The outdoor recreation industry — which includes RVs, boats and motorcycles — contributed, growing 3.7% year over year, according to data released by the Bureau of Economic Analysis (BEA).
In its second annual study on outdoor recreation, the BEA found that value of the outdoor recreation industry grew 3.9% in 2017, faster than the 2.4% growth of the overall U.S. economy. Real gross output, compensation and employment all grew more quickly in outdoor recreation than for the economy as a whole.
Outdoor recreation accounted for 2.2% of U.S. gross domestic product and supported 5.2 million jobs, according to the report. The economic contribution from outdoor recreation was more substantial than several other industries, including mining, utilities, farming and ranching, and chemical products manufacturing.

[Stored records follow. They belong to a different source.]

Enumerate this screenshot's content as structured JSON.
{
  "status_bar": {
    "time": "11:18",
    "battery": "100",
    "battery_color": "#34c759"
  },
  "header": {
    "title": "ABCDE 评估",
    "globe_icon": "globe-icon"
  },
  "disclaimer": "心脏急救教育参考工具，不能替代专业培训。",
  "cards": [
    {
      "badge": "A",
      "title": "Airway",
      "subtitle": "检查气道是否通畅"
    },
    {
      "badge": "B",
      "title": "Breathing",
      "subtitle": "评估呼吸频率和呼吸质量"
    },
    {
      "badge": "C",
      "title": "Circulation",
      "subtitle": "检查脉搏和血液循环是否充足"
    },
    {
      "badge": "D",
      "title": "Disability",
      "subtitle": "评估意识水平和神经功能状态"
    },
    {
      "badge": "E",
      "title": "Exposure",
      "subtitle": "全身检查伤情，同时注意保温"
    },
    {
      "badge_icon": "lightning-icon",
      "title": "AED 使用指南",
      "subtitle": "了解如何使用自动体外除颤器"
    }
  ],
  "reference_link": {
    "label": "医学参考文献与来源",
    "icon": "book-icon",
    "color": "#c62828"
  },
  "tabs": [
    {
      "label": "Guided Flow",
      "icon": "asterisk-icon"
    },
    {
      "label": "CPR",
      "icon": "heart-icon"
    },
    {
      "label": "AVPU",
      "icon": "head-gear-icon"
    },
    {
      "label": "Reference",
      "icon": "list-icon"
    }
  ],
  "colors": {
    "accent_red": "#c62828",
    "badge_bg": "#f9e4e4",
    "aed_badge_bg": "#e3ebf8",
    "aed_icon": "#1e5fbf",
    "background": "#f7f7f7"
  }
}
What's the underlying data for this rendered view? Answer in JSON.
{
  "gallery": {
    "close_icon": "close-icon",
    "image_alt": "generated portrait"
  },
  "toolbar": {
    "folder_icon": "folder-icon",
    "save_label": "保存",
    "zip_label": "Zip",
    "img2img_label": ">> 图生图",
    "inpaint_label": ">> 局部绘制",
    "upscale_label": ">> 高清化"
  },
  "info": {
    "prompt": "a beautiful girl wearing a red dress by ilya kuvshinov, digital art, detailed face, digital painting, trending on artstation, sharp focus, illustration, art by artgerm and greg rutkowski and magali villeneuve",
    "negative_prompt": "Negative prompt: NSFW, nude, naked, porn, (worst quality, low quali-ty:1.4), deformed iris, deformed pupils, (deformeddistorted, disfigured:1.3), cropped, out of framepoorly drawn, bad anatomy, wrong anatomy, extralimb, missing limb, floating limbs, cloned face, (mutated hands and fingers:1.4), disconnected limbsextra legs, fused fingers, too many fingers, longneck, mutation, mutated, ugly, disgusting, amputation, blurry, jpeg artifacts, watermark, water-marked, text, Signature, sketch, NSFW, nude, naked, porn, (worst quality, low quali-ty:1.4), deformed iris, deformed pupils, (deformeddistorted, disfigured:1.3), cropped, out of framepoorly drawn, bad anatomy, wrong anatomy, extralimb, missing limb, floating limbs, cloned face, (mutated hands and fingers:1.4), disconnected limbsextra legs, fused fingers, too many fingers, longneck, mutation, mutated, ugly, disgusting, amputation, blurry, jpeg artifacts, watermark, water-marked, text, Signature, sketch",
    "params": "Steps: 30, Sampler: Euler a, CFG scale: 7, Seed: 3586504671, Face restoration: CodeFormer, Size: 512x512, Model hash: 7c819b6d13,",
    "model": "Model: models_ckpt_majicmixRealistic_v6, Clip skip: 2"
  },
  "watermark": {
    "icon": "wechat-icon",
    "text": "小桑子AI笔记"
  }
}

Of the six categories that comprise outdoor recreation, four were in powersports: boating/fishing, RVing, motorcycles/ATVs and snow activities. In outdoor recreation, boating/fishing was the largest segment with $20.9 billion of real gross output. RV activities were second at $16.9 billion, while motorcycles/ATVs followed with $9.1 billion. Snow activities accounted for $5.6 billion of real gross output.
Additionally, the BEA debuted statistics measuring the specific value of outdoor recreation for all 50 states and the District of Columbia. The states with the largest percentage of outdoor recreation value were Hawaii (5.4%), Montana (5.1%), Maine (4.8%), Vermont (4.5%) and Wyoming (4.4%). The District of Columbia had the smallest percentage of outdoor recreation value, at 1.2%.